I am trying read, parse and index a html file using the below python script.

from elasticsearch import Elasticsearch 
from bs4 import BeautifulSoup
import glob

es=Elasticsearch([{'host':'ip-address','port':9200}])

def remove_tags(html):

        # parse html content
        soup = BeautifulSoup(html, "html.parser")

        for data in soup(['style', 'script']):
                # Remove tags
                data.decompose()

        # return data by retrieving the tag content
        return ' '.join(soup.stripped_strings)

path = 'path_of_html_file'
files=glob.glob(path)
for file in files:
   fname = open(file, 'r')
   e1 = remove_tags(fname)
   res = es.index(index='ep1',doc_type='employee',id=1,body=e1)

While executing the above script on my linux ec2, i am getting below error.

/usr/local/lib/python2.7/dist-packages/elasticsearch/connection/base.py:208: ElasticsearchWarning: the default number of shards will change from [5] to [1] in 7.0.0; if you wish to continue using the default of [5] shards, you must manage this on the create index request or with an index template
  warnings.warn(message, category=ElasticsearchWarning)
Traceback (most recent call last):
  File "readMount_Parse_Index.py", line 25, in <module>
    res = es.index(index='ep1',doc_type='emp',id=1,body=e1)
  File "/usr/local/lib/python2.7/dist-packages/elasticsearch/client/utils.py", line 168, in _wrapped
    return func(*args, params=params, headers=headers, **kwargs)
  File "/usr/local/lib/python2.7/dist-packages/elasticsearch/client/__init__.py", line 411, in index
    body=body,
  File "/usr/local/lib/python2.7/dist-packages/elasticsearch/transport.py", line 415, in perform_request
    raise e
elasticsearch.exceptions.RequestError: RequestError(400, u'mapper_parsing_exception', u'not_x_content_exception: Compressor detection can only be called on some xcontent bytes or compressed xcontent bytes')

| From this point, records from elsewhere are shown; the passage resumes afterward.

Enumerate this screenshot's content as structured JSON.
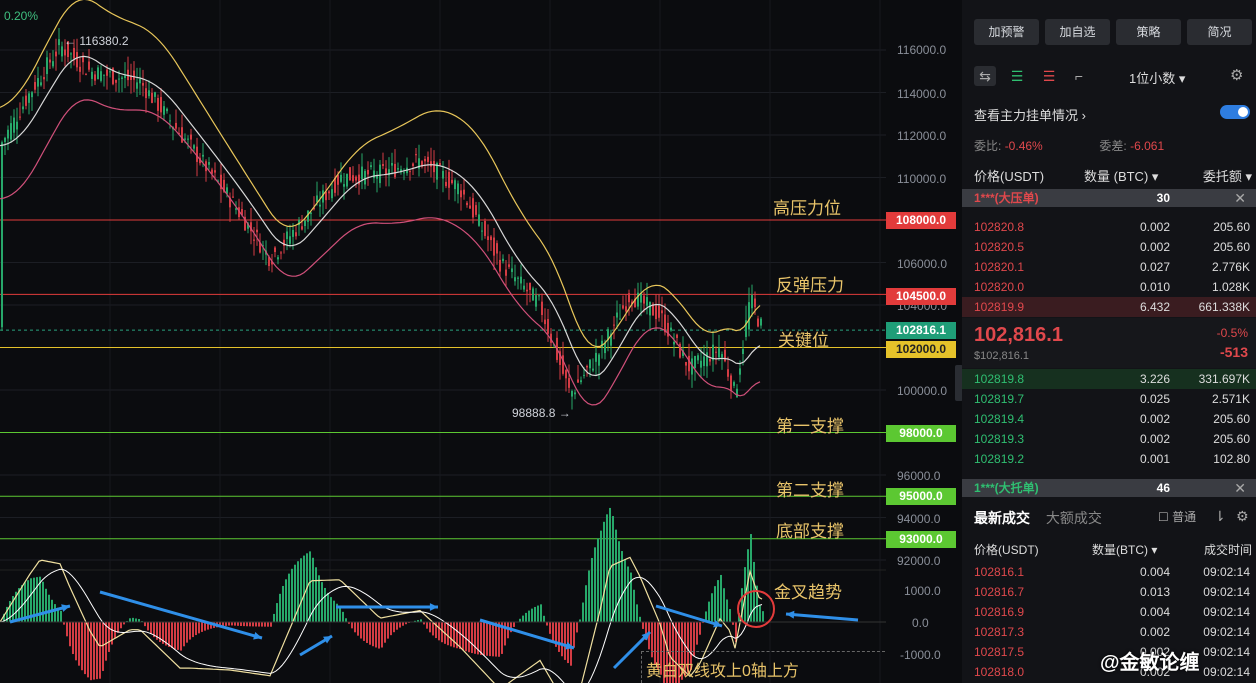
{
  "chart": {
    "top_change": "0.20%",
    "high_label": "116380.2",
    "low_label": "98888.8",
    "y_ticks": [
      "116000.0",
      "114000.0",
      "112000.0",
      "110000.0",
      "106000.0",
      "104000.0",
      "100000.0",
      "96000.0",
      "94000.0",
      "92000.0"
    ],
    "macd_ticks": [
      "1000.0",
      "0.0",
      "-1000.0"
    ],
    "levels": [
      {
        "label": "高压力位",
        "price": "108000.0",
        "color": "#e23b3b"
      },
      {
        "label": "反弹压力",
        "price": "104500.0",
        "color": "#e23b3b"
      },
      {
        "label": "关键位",
        "price": "102000.0",
        "color": "#e5c22a"
      },
      {
        "label": "第一支撑",
        "price": "98000.0",
        "color": "#5cc832"
      },
      {
        "label": "第二支撑",
        "price": "95000.0",
        "color": "#5cc832"
      },
      {
        "label": "底部支撑",
        "price": "93000.0",
        "color": "#5cc832"
      }
    ],
    "current_price_tag": "102816.1",
    "current_tag_color": "#1f9e78",
    "macd_label": "金叉趋势",
    "macd_note": "黄白双线攻上0轴上方"
  },
  "panel": {
    "top_buttons": [
      "加预警",
      "加自选",
      "策略",
      "简况"
    ],
    "decimal_select": "1位小数",
    "main_force": "查看主力挂单情况",
    "ratio_label": "委比:",
    "ratio_value": "-0.46%",
    "diff_label": "委差:",
    "diff_value": "-6.061",
    "hdr_price": "价格(USDT)",
    "hdr_qty": "数量 (BTC)",
    "hdr_amount": "委托额",
    "ask_big": {
      "label": "1***(大压单)",
      "value": "30"
    },
    "asks": [
      {
        "p": "102820.8",
        "q": "0.002",
        "a": "205.60"
      },
      {
        "p": "102820.5",
        "q": "0.002",
        "a": "205.60"
      },
      {
        "p": "102820.1",
        "q": "0.027",
        "a": "2.776K"
      },
      {
        "p": "102820.0",
        "q": "0.010",
        "a": "1.028K"
      },
      {
        "p": "102819.9",
        "q": "6.432",
        "a": "661.338K"
      }
    ],
    "last_price": "102,816.1",
    "last_usd": "$102,816.1",
    "last_pct": "-0.5%",
    "last_chg": "-513",
    "bids": [
      {
        "p": "102819.8",
        "q": "3.226",
        "a": "331.697K"
      },
      {
        "p": "102819.7",
        "q": "0.025",
        "a": "2.571K"
      },
      {
        "p": "102819.4",
        "q": "0.002",
        "a": "205.60"
      },
      {
        "p": "102819.3",
        "q": "0.002",
        "a": "205.60"
      },
      {
        "p": "102819.2",
        "q": "0.001",
        "a": "102.80"
      }
    ],
    "bid_big": {
      "label": "1***(大托单)",
      "value": "46"
    },
    "tab_latest": "最新成交",
    "tab_large": "大额成交",
    "normal": "普通",
    "hdr2_price": "价格(USDT)",
    "hdr2_qty": "数量(BTC)",
    "hdr2_time": "成交时间",
    "trades": [
      {
        "p": "102816.1",
        "q": "0.004",
        "t": "09:02:14"
      },
      {
        "p": "102816.7",
        "q": "0.013",
        "t": "09:02:14"
      },
      {
        "p": "102816.9",
        "q": "0.004",
        "t": "09:02:14"
      },
      {
        "p": "102817.3",
        "q": "0.002",
        "t": "09:02:14"
      },
      {
        "p": "102817.5",
        "q": "0.002",
        "t": "09:02:14"
      },
      {
        "p": "102818.0",
        "q": "0.002",
        "t": "09:02:14"
      }
    ]
  },
  "watermark": "@金敏论缠"
}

Can somebody help me out on this if faced the same issue before.

Thanks!

@Badger Hello Badger could you please help me on this issue.

please refrain from pinging people directly (and then also over the weekend). This is a community forum and folks will chime in to help if there is a good reproducible use-case :slight_smile:

It looks to me as if you are not creating a JSON object to be indexed into Elasticsearch but try to send raw text data. You need to send JSON to Elasticsearch.

This topic was automatically closed 28 days after the last reply. New replies are no longer allowed.